Selon des chiffres canadiens, le pays n'a exporté que 1 000 tonnes de viande de bœuf, soit à peine 2 % du quota accordé par le Ceta, cette filière n'étant pas encore prête aux exigences européennes et à l'interdiction notamment de la viande aux hormones de croissance.

"Ce sont des quotas infimes", a assuré Jean-Baptiste Lemoyne, qui veut rassurer les agriculteurs français. "Le Canada n'est pas outillé en termes de filières pour répondre aux normes européennes", d'après lui. Sur 70 000 fermes, seules 36 élèvent leur bétail selon les normes européennes.

Voir débarquer dans les assiettes du boeuf canadien nourri aux farines animales et, avec lui, le souvenir de la maladie de la vache folle, fait aussi partie des inquiétude des éleveurs bovins français.

Pour le ministère de l'Agriculture, cette crainte "n'est pas fondée" : "Quand on parle de farines animales, on fait référence aux farines de ruminants, qui ont été à l'origine de la maladie de la vache folle", estime le ministère, faisant valoir que ces produits sont interdits au Canada. L'Union européenne les a également bannies, mais ne s'est pas arrêtée là, contrairement au Canada : elle a généralisé l'interdiction à ce qu'on appelle les protéines animales transformées, qui sont aussi des farines animales, mais issues de volailles et de porcs.

• Confusion avec le Mercosur

La ratification du Ceta par la France intervient en pleine controverse sur la conclusion, fin juin, d'un autre accord commercial, entre l'Union européenne et les pays du Mercosur (Brésil, Argentine, Uruguay et Paraguay). Ce traité est dénoncé par les agriculteurs, qui se sont rassemblés mardi dernier dans toute la France pour manifester leur mécontentement, ainsi que les groupes d'opposition parlementaires. La majorité LREM-MoDem à l'Assemblée plaide pour éviter un "amalgame" entre les deux accords.

>> À voir : Accords Ceta et Mercosur : l'agriculture européenne est-elle en danger ?

• "Veto" climatique

Le député et rapporteur Jacques Maire (LREM) a dévoilé devant la presse un document dans lequel le Canada s'engage sur le principe d'une forme de "veto climatique". Cette disposition doit permettre à l'UE et au pays nord-américain de bénéficier d'une marge de manœuvre lorsqu'une entreprise privée contestera notamment l'une des normes environnementales au nom de l'application de l'accord.

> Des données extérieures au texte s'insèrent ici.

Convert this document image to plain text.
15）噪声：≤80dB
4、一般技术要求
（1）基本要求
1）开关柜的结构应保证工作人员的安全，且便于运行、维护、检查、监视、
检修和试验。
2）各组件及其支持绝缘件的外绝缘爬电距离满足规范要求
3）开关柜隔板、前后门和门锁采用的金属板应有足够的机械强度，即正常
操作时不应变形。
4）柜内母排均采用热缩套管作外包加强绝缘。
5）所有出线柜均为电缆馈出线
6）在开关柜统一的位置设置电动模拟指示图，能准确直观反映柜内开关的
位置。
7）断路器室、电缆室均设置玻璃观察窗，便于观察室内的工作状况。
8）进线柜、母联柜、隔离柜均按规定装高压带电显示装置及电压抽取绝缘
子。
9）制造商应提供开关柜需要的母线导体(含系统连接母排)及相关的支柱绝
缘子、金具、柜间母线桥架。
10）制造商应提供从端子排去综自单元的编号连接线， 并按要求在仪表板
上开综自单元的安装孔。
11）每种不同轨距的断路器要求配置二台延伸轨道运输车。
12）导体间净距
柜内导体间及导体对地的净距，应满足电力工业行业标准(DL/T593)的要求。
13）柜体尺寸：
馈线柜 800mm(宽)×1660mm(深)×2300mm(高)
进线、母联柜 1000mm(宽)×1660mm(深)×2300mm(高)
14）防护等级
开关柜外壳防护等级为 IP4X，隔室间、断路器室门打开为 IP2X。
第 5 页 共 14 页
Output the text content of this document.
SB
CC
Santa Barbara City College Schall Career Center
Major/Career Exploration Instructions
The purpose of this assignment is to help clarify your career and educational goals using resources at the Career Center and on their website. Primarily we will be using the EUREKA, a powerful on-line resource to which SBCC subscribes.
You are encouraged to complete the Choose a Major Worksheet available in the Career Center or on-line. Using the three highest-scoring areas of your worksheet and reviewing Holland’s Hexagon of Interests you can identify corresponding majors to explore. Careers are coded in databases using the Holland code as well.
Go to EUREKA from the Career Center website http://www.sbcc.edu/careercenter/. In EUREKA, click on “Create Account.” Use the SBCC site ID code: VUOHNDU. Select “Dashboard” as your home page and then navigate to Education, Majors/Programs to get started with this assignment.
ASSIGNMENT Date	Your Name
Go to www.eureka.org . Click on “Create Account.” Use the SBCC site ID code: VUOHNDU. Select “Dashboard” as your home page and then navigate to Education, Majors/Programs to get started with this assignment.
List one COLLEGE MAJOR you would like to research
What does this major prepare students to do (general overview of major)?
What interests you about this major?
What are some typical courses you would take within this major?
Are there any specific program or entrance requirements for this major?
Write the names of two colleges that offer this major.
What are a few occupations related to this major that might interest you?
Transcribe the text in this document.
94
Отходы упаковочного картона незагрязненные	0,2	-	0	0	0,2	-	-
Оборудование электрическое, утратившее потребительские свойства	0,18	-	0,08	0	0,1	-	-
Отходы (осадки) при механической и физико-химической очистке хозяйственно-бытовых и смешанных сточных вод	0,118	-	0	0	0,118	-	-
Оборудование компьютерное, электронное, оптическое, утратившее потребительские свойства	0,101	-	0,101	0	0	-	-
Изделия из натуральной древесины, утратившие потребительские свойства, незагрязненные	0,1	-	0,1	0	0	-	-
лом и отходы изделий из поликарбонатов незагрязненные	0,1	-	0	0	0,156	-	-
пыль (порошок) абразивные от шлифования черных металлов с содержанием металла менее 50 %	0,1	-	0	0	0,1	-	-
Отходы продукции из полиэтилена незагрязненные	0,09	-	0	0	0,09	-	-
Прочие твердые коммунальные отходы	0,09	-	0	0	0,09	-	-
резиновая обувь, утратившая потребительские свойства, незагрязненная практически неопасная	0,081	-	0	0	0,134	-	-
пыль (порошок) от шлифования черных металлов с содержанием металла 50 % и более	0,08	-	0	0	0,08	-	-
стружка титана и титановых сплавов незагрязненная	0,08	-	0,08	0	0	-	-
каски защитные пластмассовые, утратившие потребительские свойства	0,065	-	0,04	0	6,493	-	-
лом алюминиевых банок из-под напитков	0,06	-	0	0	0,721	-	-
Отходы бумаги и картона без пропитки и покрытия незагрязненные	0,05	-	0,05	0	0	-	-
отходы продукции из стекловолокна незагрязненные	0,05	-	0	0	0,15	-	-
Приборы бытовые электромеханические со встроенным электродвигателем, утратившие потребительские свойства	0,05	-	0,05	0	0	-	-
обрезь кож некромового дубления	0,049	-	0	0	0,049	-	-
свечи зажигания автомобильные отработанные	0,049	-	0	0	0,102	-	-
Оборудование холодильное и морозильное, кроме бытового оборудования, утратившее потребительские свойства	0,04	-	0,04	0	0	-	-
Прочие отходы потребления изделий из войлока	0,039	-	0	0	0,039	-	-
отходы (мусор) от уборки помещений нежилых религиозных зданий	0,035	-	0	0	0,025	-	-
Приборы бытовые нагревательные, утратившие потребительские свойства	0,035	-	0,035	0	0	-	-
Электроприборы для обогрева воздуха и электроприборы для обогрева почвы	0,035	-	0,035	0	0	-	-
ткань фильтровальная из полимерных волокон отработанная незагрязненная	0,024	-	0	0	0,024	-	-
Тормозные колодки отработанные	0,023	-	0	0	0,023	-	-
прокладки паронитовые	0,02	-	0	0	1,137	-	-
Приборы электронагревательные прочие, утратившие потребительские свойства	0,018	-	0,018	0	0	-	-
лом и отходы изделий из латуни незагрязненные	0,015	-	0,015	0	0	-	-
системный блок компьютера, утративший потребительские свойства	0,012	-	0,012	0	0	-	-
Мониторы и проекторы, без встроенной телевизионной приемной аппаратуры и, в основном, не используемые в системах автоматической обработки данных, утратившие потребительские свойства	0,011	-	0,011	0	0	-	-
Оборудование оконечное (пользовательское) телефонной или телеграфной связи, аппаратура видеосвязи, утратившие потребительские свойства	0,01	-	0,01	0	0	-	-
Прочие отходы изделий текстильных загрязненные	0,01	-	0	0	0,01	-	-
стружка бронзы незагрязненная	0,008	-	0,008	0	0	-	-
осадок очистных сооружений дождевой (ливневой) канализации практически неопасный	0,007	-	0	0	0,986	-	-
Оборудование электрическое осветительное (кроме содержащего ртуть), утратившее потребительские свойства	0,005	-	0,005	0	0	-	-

Mais certains dénoncent une version édulcorée du veto, à l'instar de la Fondation Nicolas Hulot pour qui "ce n'est pas un vrai veto climatique" dans le sens souhaité par l'ex-ministre de la Transition écologique. "Rien ne peut arrêter la procédure" de contestation d'une entreprise, selon Samuel Leré, représentant de la FNH. Le veto n'a en outre "aucune existence légale", a observé Jean-Paul Lecoq (PCF).